To make the power consumption reduce for SRAM, lower operating voltage is an useful method. But SRAM operated at low VDD suffers the following: (1) read disturb and half-select disturb (2) write ability and half-select tolerance trade off, and (3) reduced sensing margin (SM) as well as read failure and slow speeds. Previous works achieved read-disturb-free operations; but do not solve the trade-off between the half-select tolerance and write ability without time-consuming and power-consuming write-back (WB) scheme. All of this issue makes previous work can’t operate at ultra low voltage with higher speed.
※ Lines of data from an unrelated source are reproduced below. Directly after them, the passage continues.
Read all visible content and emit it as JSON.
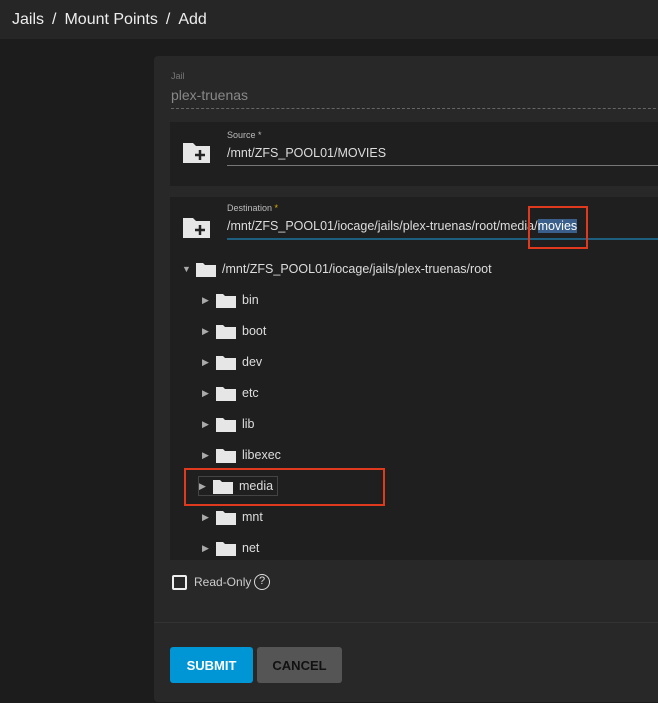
{
  "breadcrumb": [
    "Jails",
    "Mount Points",
    "Add"
  ],
  "jail": {
    "label": "Jail",
    "value": "plex-truenas"
  },
  "source": {
    "label": "Source",
    "required": "*",
    "value": "/mnt/ZFS_POOL01/MOVIES"
  },
  "destination": {
    "label": "Destination",
    "required": "*",
    "value_prefix": "/mnt/ZFS_POOL01/iocage/jails/plex-truenas/root/media/",
    "value_selected": "movies"
  },
  "tree": {
    "root": "/mnt/ZFS_POOL01/iocage/jails/plex-truenas/root",
    "children": [
      "bin",
      "boot",
      "dev",
      "etc",
      "lib",
      "libexec",
      "media",
      "mnt",
      "net"
    ]
  },
  "read_only": {
    "label": "Read-Only",
    "checked": false
  },
  "buttons": {
    "submit": "SUBMIT",
    "cancel": "CANCEL"
  },
  "colors": {
    "accent": "#0095d5",
    "highlight": "#e03a1e"
  }
}
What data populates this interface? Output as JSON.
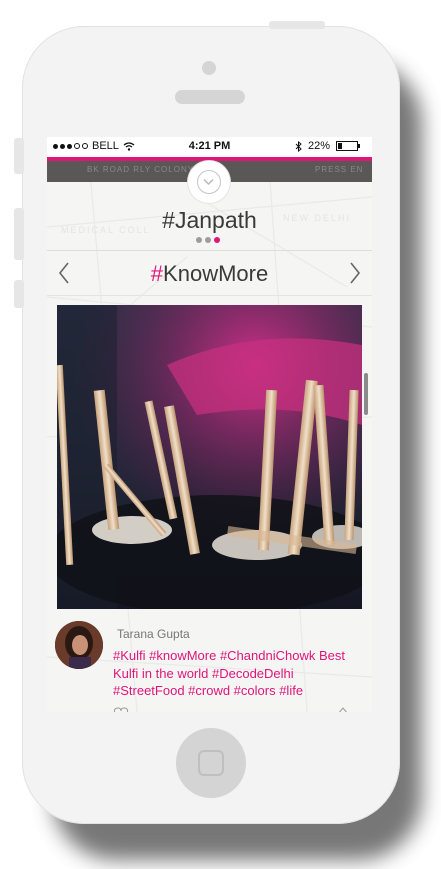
{
  "status_bar": {
    "carrier": "BELL",
    "time": "4:21 PM",
    "battery": "22%",
    "battery_level": 0.22
  },
  "map_labels": {
    "top_left": "BK ROAD RLY COLONY",
    "top_right": "PRESS EN",
    "new_delhi": "NEW DELHI",
    "medical": "MEDICAL COLL"
  },
  "location": {
    "title": "#Janpath",
    "pages": 3,
    "active_page": 3
  },
  "section": {
    "hash": "#",
    "title": "KnowMore"
  },
  "post": {
    "author": "Tarana Gupta",
    "caption": "#Kulfi #knowMore #ChandniChowk Best Kulfi in the world #DecodeDelhi #StreetFood #crowd #colors #life"
  },
  "colors": {
    "accent": "#e0157a",
    "phone_body": "#f3f3f3",
    "text": "#3a3a3a"
  },
  "icons": [
    "wifi-icon",
    "bluetooth-icon",
    "battery-icon",
    "chevron-down-icon",
    "chevron-left-icon",
    "chevron-right-icon",
    "heart-icon",
    "share-icon"
  ]
}
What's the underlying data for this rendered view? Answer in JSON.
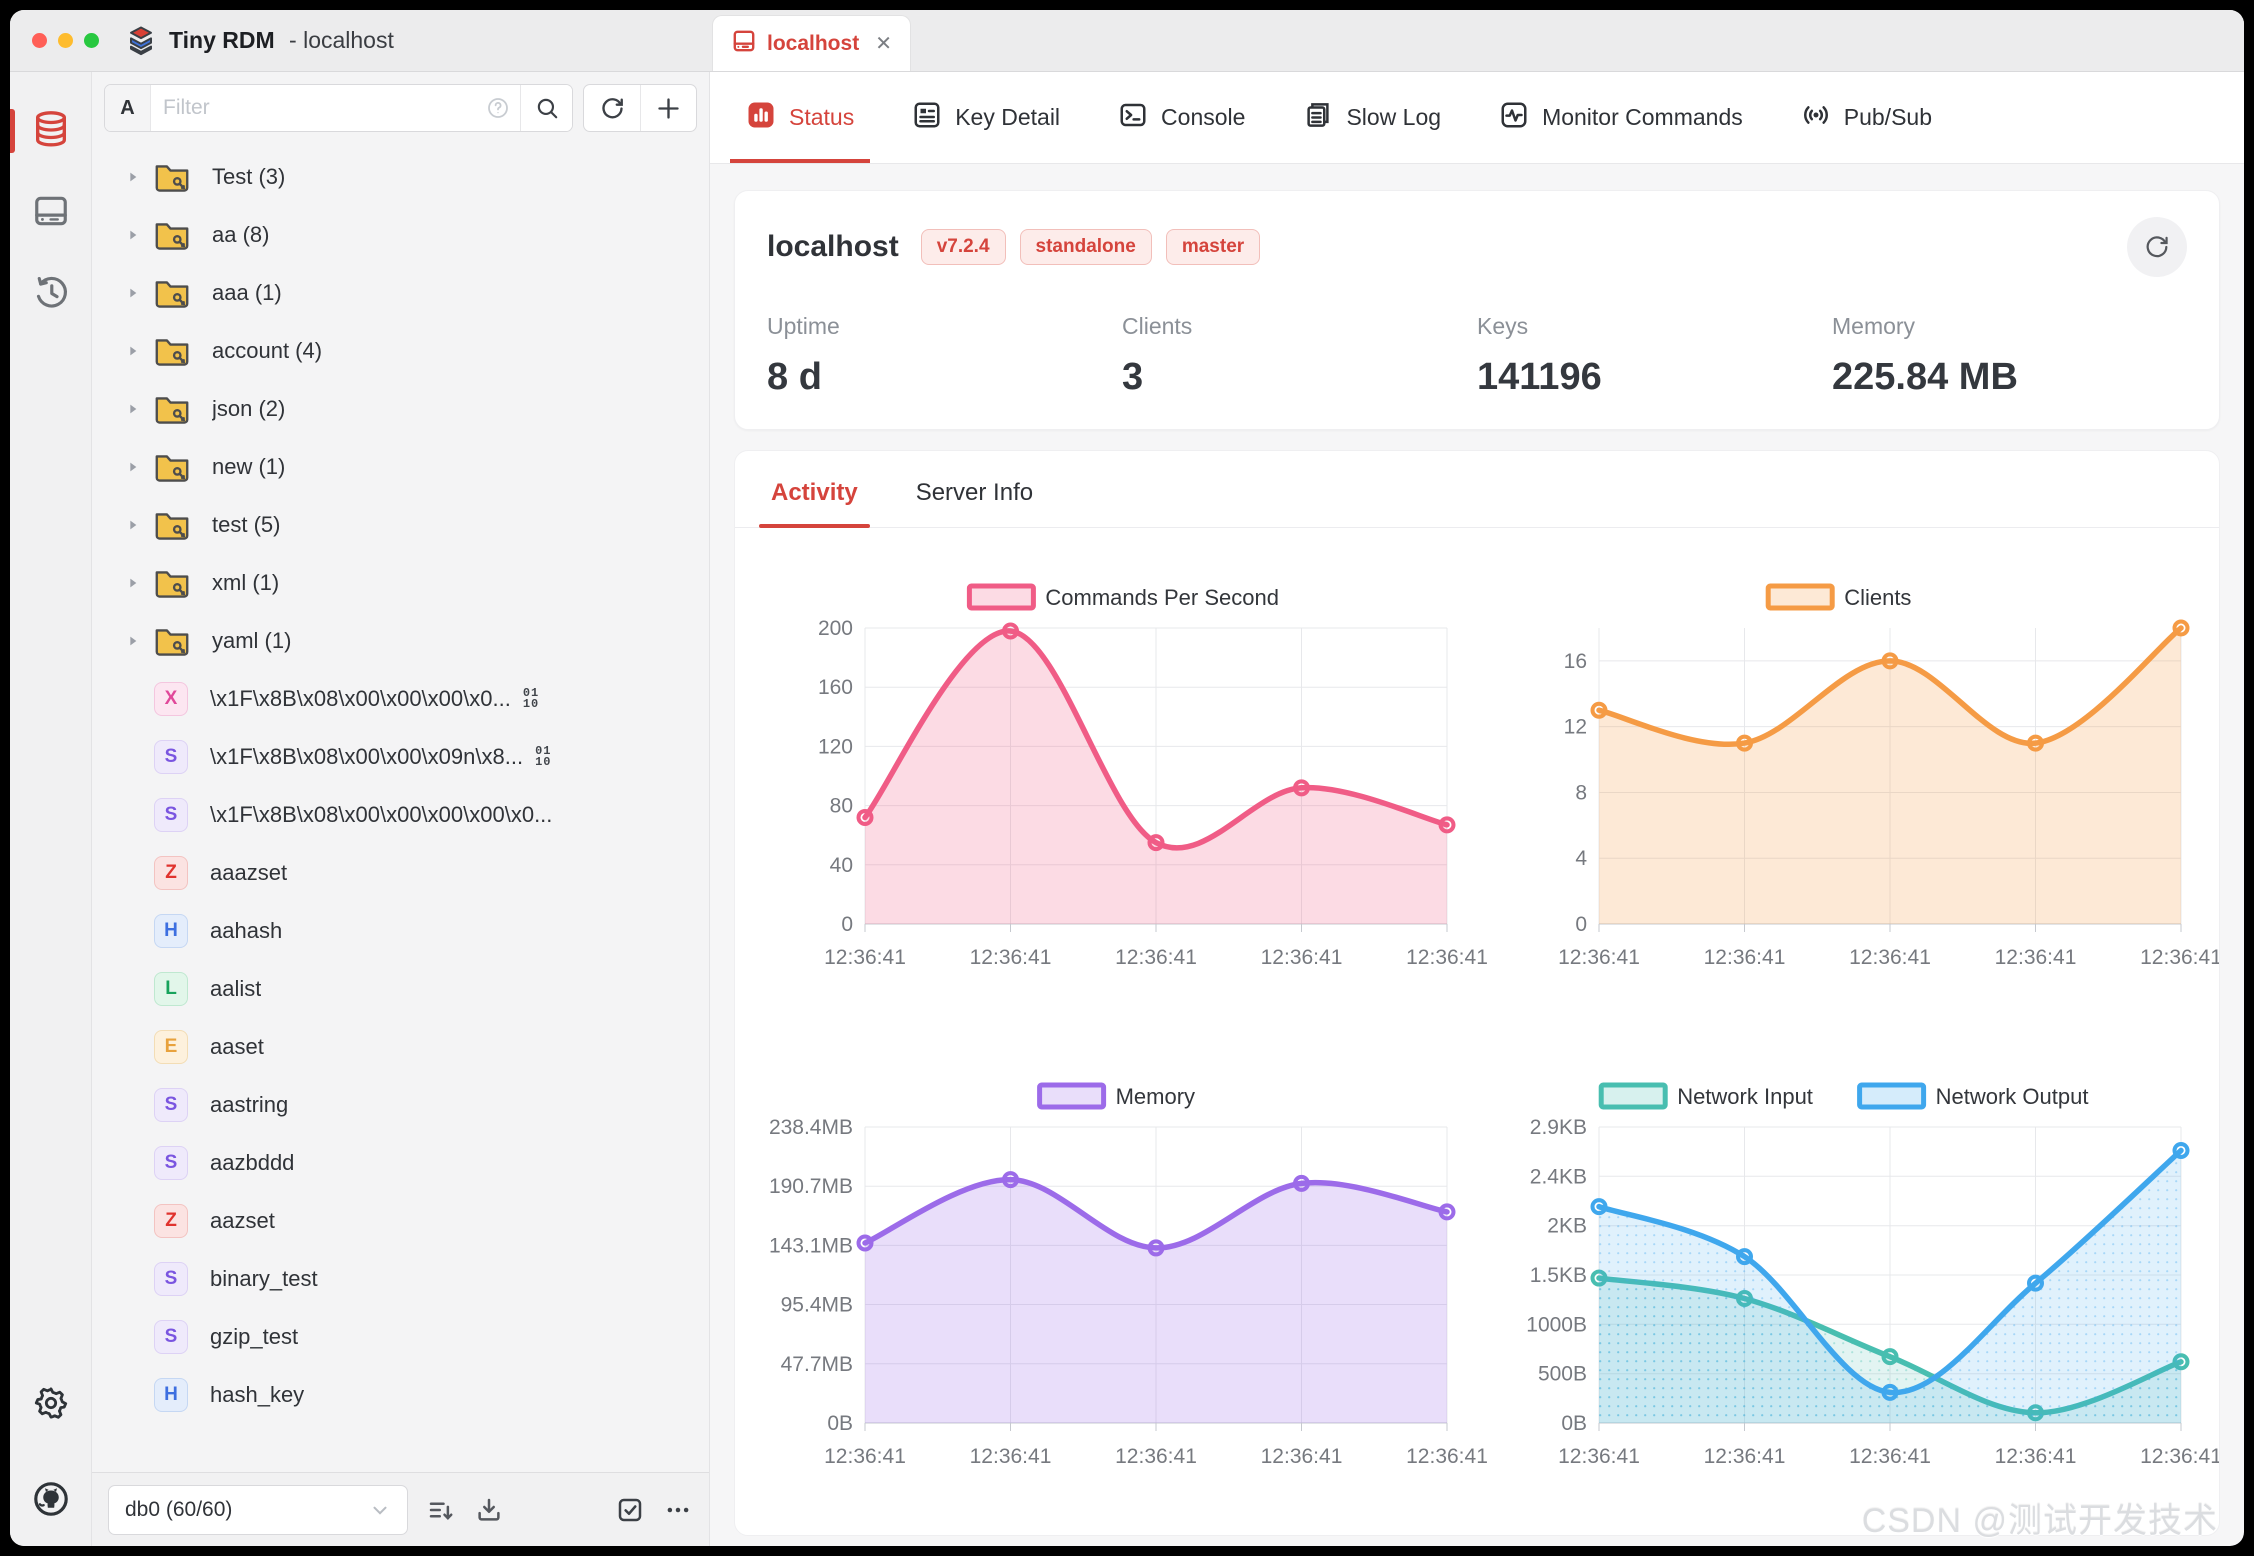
{
  "window": {
    "app_name": "Tiny RDM",
    "connection": "- localhost"
  },
  "titlebar_buttons": [
    "close",
    "minimize",
    "zoom"
  ],
  "tabbar": {
    "tab_label": "localhost",
    "close_icon": "✕"
  },
  "rail": {
    "items": [
      {
        "icon": "database-icon",
        "active": true
      },
      {
        "icon": "server-icon",
        "active": false
      },
      {
        "icon": "history-icon",
        "active": false
      }
    ],
    "bottom": [
      {
        "icon": "settings-icon"
      },
      {
        "icon": "github-icon"
      }
    ]
  },
  "browser": {
    "filter": {
      "mode_label": "A",
      "placeholder": "Filter"
    },
    "folders": [
      {
        "name": "Test",
        "count": 3,
        "display": "Test (3)"
      },
      {
        "name": "aa",
        "count": 8,
        "display": "aa (8)"
      },
      {
        "name": "aaa",
        "count": 1,
        "display": "aaa (1)"
      },
      {
        "name": "account",
        "count": 4,
        "display": "account (4)"
      },
      {
        "name": "json",
        "count": 2,
        "display": "json (2)"
      },
      {
        "name": "new",
        "count": 1,
        "display": "new (1)"
      },
      {
        "name": "test",
        "count": 5,
        "display": "test (5)"
      },
      {
        "name": "xml",
        "count": 1,
        "display": "xml (1)"
      },
      {
        "name": "yaml",
        "count": 1,
        "display": "yaml (1)"
      }
    ],
    "keys": [
      {
        "type": "X",
        "name": "\\x1F\\x8B\\x08\\x00\\x00\\x00\\x0...",
        "binary": true
      },
      {
        "type": "S",
        "name": "\\x1F\\x8B\\x08\\x00\\x00\\x09n\\x8...",
        "binary": true
      },
      {
        "type": "S",
        "name": "\\x1F\\x8B\\x08\\x00\\x00\\x00\\x00\\x0...",
        "binary": false
      },
      {
        "type": "Z",
        "name": "aaazset",
        "binary": false
      },
      {
        "type": "H",
        "name": "aahash",
        "binary": false
      },
      {
        "type": "L",
        "name": "aalist",
        "binary": false
      },
      {
        "type": "E",
        "name": "aaset",
        "binary": false
      },
      {
        "type": "S",
        "name": "aastring",
        "binary": false
      },
      {
        "type": "S",
        "name": "aazbddd",
        "binary": false
      },
      {
        "type": "Z",
        "name": "aazset",
        "binary": false
      },
      {
        "type": "S",
        "name": "binary_test",
        "binary": false
      },
      {
        "type": "S",
        "name": "gzip_test",
        "binary": false
      },
      {
        "type": "H",
        "name": "hash_key",
        "binary": false
      }
    ],
    "db_selected": "db0 (60/60)"
  },
  "key_type_colors": {
    "X": {
      "fg": "#e0489a",
      "bg": "#fce6f1",
      "border": "#f4c6df"
    },
    "S": {
      "fg": "#7a55e0",
      "bg": "#efeafb",
      "border": "#ddd2f5"
    },
    "Z": {
      "fg": "#e0332e",
      "bg": "#fbe3e2",
      "border": "#f3c3c1"
    },
    "H": {
      "fg": "#3d6fe0",
      "bg": "#e4edfb",
      "border": "#c5d7f3"
    },
    "L": {
      "fg": "#17a35c",
      "bg": "#e2f6ea",
      "border": "#bfe8d0"
    },
    "E": {
      "fg": "#e8a23d",
      "bg": "#fdf1dd",
      "border": "#f3ddb5"
    }
  },
  "nav": {
    "tabs": [
      {
        "label": "Status",
        "icon": "status-icon",
        "active": true
      },
      {
        "label": "Key Detail",
        "icon": "key-detail-icon",
        "active": false
      },
      {
        "label": "Console",
        "icon": "console-icon",
        "active": false
      },
      {
        "label": "Slow Log",
        "icon": "slow-log-icon",
        "active": false
      },
      {
        "label": "Monitor Commands",
        "icon": "monitor-commands-icon",
        "active": false
      },
      {
        "label": "Pub/Sub",
        "icon": "pubsub-icon",
        "active": false
      }
    ]
  },
  "server": {
    "name": "localhost",
    "badges": [
      "v7.2.4",
      "standalone",
      "master"
    ],
    "accent": "#d5443c",
    "stats": [
      {
        "label": "Uptime",
        "value": "8 d"
      },
      {
        "label": "Clients",
        "value": "3"
      },
      {
        "label": "Keys",
        "value": "141196"
      },
      {
        "label": "Memory",
        "value": "225.84 MB"
      }
    ]
  },
  "activity": {
    "tabs": [
      {
        "label": "Activity",
        "active": true
      },
      {
        "label": "Server Info",
        "active": false
      }
    ]
  },
  "chart_data": [
    {
      "type": "area",
      "key": "commands-per-second",
      "title": "Commands Per Second",
      "x_labels": [
        "12:36:41",
        "12:36:41",
        "12:36:41",
        "12:36:41",
        "12:36:41"
      ],
      "ymax": 200,
      "yticks": [
        {
          "v": 0,
          "label": "0"
        },
        {
          "v": 40,
          "label": "40"
        },
        {
          "v": 80,
          "label": "80"
        },
        {
          "v": 120,
          "label": "120"
        },
        {
          "v": 160,
          "label": "160"
        },
        {
          "v": 200,
          "label": "200"
        }
      ],
      "legend_position": "top",
      "grid": true,
      "series": [
        {
          "name": "Commands Per Second",
          "color": "#f05c86",
          "values": [
            72,
            198,
            55,
            92,
            67
          ],
          "decal": false
        }
      ]
    },
    {
      "type": "area",
      "key": "clients",
      "title": "Clients",
      "x_labels": [
        "12:36:41",
        "12:36:41",
        "12:36:41",
        "12:36:41",
        "12:36:41"
      ],
      "ymax": 18,
      "yticks": [
        {
          "v": 0,
          "label": "0"
        },
        {
          "v": 4,
          "label": "4"
        },
        {
          "v": 8,
          "label": "8"
        },
        {
          "v": 12,
          "label": "12"
        },
        {
          "v": 16,
          "label": "16"
        }
      ],
      "legend_position": "top",
      "grid": true,
      "series": [
        {
          "name": "Clients",
          "color": "#f59b45",
          "values": [
            13,
            11,
            16,
            11,
            18
          ],
          "decal": false
        }
      ]
    },
    {
      "type": "area",
      "key": "memory",
      "title": "Memory",
      "x_labels": [
        "12:36:41",
        "12:36:41",
        "12:36:41",
        "12:36:41",
        "12:36:41"
      ],
      "ymax": 238.4,
      "unit": "MB",
      "yticks": [
        {
          "v": 0,
          "label": "0B"
        },
        {
          "v": 47.7,
          "label": "47.7MB"
        },
        {
          "v": 95.4,
          "label": "95.4MB"
        },
        {
          "v": 143.1,
          "label": "143.1MB"
        },
        {
          "v": 190.7,
          "label": "190.7MB"
        },
        {
          "v": 238.4,
          "label": "238.4MB"
        }
      ],
      "legend_position": "top",
      "grid": true,
      "series": [
        {
          "name": "Memory",
          "color": "#9c6be9",
          "values": [
            145,
            196,
            141,
            193,
            170
          ],
          "decal": false
        }
      ]
    },
    {
      "type": "area",
      "key": "network",
      "title": "Network",
      "x_labels": [
        "12:36:41",
        "12:36:41",
        "12:36:41",
        "12:36:41",
        "12:36:41"
      ],
      "ymax": 2900,
      "unit": "B",
      "yticks": [
        {
          "v": 0,
          "label": "0B"
        },
        {
          "v": 483,
          "label": "500B"
        },
        {
          "v": 967,
          "label": "1000B"
        },
        {
          "v": 1450,
          "label": "1.5KB"
        },
        {
          "v": 1933,
          "label": "2KB"
        },
        {
          "v": 2417,
          "label": "2.4KB"
        },
        {
          "v": 2900,
          "label": "2.9KB"
        }
      ],
      "legend_position": "top",
      "grid": true,
      "series": [
        {
          "name": "Network Input",
          "color": "#48beb0",
          "values": [
            1420,
            1220,
            650,
            100,
            600
          ],
          "decal": true
        },
        {
          "name": "Network Output",
          "color": "#3fa7ed",
          "values": [
            2120,
            1630,
            300,
            1370,
            2670
          ],
          "decal": true
        }
      ]
    }
  ],
  "watermark": "CSDN @测试开发技术"
}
In this work, we proposes an 8T cell with dual data-aware write-assist (D2AW) and negative read word-line (NRWL) schemes. The column-based D2AW provides, for the first time, the solution to the trade-off between the row/column half-select (HS)-static noise margins (SNM) and the write margin (WM) thanks to the dual data-aware controls of: (1) cell-VSS (DA-CVSS) and (2) write word-line (DA-WWL). NRWL expands the RBL voltage swing and improve the read speed.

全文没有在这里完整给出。